Taliban Kuasai Afganistan, Pertumbuhan Ekonomi Diproyeksi Anjlok 20%

ANTARA FOTO/REUTERS/Saeed Ali Achakzai/aww/cfo
Warga tiba dari Afganistan berjalan menuju titik penyebrangan Friendship Gate di kota perbatasan Pakistan-Afganistan, Chaman, Pakistan, Kamis (19/8/2021). ANTARA FOTO/REUTERS/Saeed Ali Achakzai/aww/cfo
Penulis: Lavinda
23/8/2021, 08.59 WIB

Konflik hingga penguasaan Taliban atas Afganistan dianggap memperburuk kondisi  ekonomi negara tersebut, hingga menyebabkan pertumbuhan ekonomi berpotensi anjlok 20% pada 2021. Nilai Afgani, mata uang Afganistan, juga diperkirakan melemah jauh di level saat ini.

Anwita Basu, Kepala Asia Country Risk di Fitch Solutions - cabang analisis dan penelitian Fitch Group menyampaikan, produk domestik bruto (PDB) Afganistan akan terjun, seperti halnya Myanmar dan Suriah, dua negara yang mengalami konflik serupa.

"Kemungkinan ekonomi akan berkontraksi tajam tahun ini, negara-negara yang menghadapi keadaan serupa seperti Myanmar dan Suriah telah melihat PDB mereka runtuh sekitar 10-20%," kata Basu kepada Reuters, Minggu (22/8).

Sebelumnya, pertumbuhan ekonomi tahun ini diperkirakan tumbuh 2,7%, setelah PDB Afganistan menurun 2% pada 2020 karena pandemi Covid-19. Laju ekonomi akan dipicu mobilitas dan perdagangan yang mulai bergairah.

Namun, proyeksi itu diubah. Kekerasan, ketidakstabilan, dan korupsi dianggap akan melumpuhkan ekonomi Afganistan selama bertahun-tahun ke depan. Keadaan ini mempersulit bisnis untuk berkembang dan membuat ekonomi sebagian besar penduduk stagnan.

Basu mengatakan hibah dan bantuan asing sebagai sumber utama pendanaan Afganistan akan menyusut signifikan tahun ini. Menurut data Bank Dunia, jumlah pengiriman uang ke Afganistan pada 2020 tercatat mencapai US$ 789 juta atau sekitar 4% dari PDB.
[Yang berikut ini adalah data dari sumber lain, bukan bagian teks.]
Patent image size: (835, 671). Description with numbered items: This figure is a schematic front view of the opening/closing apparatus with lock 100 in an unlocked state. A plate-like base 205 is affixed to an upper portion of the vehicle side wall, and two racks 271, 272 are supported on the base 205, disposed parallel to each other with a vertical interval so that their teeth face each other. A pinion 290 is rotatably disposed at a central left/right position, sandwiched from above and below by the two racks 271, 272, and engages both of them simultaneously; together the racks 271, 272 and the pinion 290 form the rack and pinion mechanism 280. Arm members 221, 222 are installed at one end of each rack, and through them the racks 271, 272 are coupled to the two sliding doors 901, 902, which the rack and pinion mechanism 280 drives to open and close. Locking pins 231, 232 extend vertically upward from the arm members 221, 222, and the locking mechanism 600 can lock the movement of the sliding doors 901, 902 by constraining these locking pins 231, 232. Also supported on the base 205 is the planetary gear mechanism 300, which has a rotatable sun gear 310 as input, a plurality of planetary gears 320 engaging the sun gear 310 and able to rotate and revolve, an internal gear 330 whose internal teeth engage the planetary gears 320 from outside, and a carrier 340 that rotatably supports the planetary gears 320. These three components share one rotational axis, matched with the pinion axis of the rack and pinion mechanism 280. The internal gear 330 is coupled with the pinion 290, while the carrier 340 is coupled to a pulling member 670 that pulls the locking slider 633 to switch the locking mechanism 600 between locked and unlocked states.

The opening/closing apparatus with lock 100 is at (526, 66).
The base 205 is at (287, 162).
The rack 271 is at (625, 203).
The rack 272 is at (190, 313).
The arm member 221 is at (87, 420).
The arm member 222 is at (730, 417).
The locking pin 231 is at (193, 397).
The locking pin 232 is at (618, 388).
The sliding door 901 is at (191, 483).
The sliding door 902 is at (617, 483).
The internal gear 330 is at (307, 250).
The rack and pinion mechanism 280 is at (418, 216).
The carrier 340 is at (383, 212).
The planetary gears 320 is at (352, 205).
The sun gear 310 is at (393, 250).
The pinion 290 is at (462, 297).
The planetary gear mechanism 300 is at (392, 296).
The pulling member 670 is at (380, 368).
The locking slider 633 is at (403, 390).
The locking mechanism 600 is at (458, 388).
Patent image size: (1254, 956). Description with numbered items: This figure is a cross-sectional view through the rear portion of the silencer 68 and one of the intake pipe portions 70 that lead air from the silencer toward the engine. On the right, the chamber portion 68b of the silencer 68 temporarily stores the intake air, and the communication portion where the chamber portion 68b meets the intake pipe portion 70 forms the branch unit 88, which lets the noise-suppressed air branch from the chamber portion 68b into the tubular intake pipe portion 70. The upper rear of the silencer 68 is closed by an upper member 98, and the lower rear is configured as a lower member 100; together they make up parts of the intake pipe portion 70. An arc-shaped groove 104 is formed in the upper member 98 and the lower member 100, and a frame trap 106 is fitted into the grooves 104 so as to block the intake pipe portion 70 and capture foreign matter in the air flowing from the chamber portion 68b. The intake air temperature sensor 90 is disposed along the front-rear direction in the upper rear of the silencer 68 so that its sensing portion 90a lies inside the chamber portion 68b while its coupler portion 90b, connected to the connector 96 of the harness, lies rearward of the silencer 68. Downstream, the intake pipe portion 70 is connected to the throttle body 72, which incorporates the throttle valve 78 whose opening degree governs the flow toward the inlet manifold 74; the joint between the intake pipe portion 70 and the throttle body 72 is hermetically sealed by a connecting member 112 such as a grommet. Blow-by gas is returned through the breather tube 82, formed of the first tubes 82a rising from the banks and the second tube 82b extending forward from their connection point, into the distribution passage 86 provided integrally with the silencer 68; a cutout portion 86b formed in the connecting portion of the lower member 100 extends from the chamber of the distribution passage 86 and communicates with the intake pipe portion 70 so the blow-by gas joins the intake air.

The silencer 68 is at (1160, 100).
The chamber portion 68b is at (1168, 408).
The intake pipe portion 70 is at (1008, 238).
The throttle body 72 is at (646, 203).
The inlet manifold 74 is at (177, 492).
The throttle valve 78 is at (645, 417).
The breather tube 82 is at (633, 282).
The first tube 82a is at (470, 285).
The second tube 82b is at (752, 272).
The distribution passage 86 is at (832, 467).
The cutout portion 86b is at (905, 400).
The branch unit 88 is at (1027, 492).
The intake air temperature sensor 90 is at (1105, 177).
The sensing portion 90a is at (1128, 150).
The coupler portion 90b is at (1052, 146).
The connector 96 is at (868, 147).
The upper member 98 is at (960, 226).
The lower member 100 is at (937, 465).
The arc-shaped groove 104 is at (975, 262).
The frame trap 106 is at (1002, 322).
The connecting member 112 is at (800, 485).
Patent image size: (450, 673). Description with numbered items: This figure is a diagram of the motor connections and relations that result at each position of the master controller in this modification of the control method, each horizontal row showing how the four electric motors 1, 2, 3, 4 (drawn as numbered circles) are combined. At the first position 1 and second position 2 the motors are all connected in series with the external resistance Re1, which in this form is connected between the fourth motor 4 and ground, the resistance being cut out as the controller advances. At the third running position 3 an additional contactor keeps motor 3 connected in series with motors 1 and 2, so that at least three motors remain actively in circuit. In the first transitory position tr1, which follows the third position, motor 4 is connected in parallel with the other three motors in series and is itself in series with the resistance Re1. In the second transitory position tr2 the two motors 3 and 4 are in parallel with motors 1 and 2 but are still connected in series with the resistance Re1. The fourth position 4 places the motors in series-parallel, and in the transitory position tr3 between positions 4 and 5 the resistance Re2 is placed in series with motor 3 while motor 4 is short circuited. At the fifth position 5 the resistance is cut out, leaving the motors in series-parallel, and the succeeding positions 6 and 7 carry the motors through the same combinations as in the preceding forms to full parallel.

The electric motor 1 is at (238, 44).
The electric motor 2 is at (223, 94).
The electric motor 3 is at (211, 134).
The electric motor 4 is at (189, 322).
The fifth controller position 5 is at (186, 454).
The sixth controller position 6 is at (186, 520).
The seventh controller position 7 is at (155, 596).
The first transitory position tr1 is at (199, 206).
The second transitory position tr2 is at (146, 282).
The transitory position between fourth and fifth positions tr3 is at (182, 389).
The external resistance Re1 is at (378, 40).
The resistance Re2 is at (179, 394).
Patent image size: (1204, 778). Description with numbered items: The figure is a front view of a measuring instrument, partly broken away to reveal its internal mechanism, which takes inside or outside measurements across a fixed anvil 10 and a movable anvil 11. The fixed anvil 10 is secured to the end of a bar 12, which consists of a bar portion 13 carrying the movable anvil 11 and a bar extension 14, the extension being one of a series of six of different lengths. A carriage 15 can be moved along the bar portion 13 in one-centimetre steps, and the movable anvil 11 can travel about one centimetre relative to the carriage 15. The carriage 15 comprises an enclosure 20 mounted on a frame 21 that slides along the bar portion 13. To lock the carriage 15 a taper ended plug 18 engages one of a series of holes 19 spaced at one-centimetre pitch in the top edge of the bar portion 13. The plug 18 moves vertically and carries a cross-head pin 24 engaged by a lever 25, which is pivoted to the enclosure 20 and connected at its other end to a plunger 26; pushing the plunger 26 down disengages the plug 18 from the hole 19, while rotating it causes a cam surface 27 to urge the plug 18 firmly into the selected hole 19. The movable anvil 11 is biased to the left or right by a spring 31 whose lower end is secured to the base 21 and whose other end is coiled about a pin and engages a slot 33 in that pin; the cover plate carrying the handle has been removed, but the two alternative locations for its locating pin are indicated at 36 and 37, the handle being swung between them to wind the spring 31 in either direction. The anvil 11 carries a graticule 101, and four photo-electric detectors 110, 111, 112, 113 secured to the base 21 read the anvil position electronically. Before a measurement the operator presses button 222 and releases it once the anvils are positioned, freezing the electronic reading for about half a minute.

Dana Moneter Internasional atau International Monetary Funds (IMF) memperkirakan inflasi Afganistan akan meroket 5,8% pada 2021, dan menjadi level kenaikan inflasi tahunan terbesar sejak 2013.

Bank Sentral Afghanistan (DAB) bahkan memprediksi inflasi akan melonjak hingga 8%, dipicu pelemahan mata uang dan aktivitas perdagangan yang berpotensi terganggu.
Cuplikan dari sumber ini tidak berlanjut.